When New Jersey legislators passed the amazingly misguided law that prohibits employers from asking potential employees about their salary history, they did it based on a false premise. Supposedly, this law is meant to combat “gender inequality” and promote “equal pay for women” in New Jersey, which the increasingly out-of-touch Lt. Governor Sheila Oliver called a "discriminatory practice."

If you do your research about gender inequality in pay, you’ll find out why it exists. Mostly, it’s because women just don’t want to do a lot of the jobs that men do. And the ones that they do choose are mostly less lucrative. The numbers in the so-called pay disparity have to do with occupational differences and the choices that women make.

John Phelan, citing a Harvard Study, explains it much more eloquently than I ever could in this article called "Harvard Study: 'Gender Wage Gap' Explained Entirely by Work Choices of Men and Women." Women make the choice, in many cases, to stay home full-time mom’s raise kids or even if they decide to be part time workers, work less hours than men. But when the numbers are computed, they’re reported in a way that makes it seem like men are making more for the same amount of work. It’s just not true.

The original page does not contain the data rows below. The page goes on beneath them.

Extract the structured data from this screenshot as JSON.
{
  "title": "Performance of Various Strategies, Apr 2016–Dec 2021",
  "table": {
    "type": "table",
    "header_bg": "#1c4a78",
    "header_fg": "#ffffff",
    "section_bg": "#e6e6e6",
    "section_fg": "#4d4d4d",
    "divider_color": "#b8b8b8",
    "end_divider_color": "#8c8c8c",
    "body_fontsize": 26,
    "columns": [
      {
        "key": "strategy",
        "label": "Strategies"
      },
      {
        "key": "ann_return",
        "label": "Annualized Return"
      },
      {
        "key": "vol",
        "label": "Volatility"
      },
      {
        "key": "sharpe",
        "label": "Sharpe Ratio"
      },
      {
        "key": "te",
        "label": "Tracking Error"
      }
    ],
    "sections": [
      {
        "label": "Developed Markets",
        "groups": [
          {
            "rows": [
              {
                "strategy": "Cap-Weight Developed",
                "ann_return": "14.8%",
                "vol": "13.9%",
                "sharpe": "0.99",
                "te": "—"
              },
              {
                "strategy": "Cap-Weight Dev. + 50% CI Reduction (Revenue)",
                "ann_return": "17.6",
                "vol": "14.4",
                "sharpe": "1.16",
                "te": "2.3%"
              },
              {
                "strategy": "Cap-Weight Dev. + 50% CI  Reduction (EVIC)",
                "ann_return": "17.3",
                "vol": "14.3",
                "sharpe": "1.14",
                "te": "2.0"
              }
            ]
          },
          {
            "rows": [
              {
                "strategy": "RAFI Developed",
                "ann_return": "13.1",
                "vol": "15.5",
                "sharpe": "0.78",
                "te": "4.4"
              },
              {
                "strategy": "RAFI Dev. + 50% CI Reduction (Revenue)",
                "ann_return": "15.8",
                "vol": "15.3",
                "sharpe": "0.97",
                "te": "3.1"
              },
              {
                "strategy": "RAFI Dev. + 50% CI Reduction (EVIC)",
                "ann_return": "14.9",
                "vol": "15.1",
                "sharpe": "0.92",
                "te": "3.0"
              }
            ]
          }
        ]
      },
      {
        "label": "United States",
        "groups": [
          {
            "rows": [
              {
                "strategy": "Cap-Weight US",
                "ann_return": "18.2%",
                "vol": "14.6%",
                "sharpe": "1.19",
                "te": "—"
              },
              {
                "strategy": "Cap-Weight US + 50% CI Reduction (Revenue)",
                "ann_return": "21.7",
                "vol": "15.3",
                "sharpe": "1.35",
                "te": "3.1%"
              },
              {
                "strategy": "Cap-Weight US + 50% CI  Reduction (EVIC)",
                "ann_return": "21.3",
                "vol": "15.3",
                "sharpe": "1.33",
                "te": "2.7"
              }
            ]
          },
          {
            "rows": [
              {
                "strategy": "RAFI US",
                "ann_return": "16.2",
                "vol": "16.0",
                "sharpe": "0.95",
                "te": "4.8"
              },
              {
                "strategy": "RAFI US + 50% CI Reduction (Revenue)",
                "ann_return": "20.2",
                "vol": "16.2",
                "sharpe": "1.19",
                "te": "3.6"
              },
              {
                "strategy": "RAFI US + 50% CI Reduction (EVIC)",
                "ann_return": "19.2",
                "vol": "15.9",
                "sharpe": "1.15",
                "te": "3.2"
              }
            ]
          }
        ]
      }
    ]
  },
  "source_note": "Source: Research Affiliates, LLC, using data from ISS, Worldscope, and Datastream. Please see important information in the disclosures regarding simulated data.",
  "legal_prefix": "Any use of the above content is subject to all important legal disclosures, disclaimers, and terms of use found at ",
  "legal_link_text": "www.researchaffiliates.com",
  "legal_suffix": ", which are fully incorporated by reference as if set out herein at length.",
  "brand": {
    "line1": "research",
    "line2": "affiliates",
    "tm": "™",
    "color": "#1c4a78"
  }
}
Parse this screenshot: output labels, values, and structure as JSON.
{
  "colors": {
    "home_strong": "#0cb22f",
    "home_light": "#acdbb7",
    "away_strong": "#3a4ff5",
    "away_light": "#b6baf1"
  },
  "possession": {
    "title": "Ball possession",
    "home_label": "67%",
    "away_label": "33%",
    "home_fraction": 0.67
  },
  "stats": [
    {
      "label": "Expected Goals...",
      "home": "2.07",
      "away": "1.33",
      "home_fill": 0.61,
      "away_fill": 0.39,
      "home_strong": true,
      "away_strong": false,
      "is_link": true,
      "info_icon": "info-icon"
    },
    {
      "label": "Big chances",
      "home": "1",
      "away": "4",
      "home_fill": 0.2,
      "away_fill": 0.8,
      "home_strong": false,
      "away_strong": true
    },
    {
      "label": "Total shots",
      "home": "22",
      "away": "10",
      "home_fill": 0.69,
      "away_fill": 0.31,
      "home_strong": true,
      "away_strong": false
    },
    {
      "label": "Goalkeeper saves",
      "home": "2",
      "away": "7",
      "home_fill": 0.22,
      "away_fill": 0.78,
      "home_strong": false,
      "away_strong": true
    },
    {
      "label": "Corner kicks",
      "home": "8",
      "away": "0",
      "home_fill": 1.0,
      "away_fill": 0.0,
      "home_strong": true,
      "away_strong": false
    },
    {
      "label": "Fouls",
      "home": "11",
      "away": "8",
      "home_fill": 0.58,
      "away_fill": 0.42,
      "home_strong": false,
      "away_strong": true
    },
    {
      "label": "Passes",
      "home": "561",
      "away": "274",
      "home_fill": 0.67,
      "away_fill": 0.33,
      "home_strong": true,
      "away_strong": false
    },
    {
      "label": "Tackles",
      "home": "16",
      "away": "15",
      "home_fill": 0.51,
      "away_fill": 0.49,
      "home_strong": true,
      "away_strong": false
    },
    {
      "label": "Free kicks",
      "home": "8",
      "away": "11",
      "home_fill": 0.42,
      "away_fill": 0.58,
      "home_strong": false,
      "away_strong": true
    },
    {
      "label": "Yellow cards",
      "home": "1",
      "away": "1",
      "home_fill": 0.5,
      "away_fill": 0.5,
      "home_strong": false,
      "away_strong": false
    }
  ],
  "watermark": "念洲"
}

The fact is that the types of work men and women do can pay differently as well. For instance, some industries attract an overwhelmingly large number of women. If teachers, (only a moderately paying job) are mostly women, and engineers, (a significantly larger paycheck) are mostly men, this can explain the salary dichotomy. But those are choices people make. Read past page one of Google when you are looking at these gender pay studies and you will see you’re being duped by the fuzzy math and the glaring omissions of the facts that tell the whole story. There are more to these numbers than meets the eye and I am simply tired of the false narrative being presented. You should be too.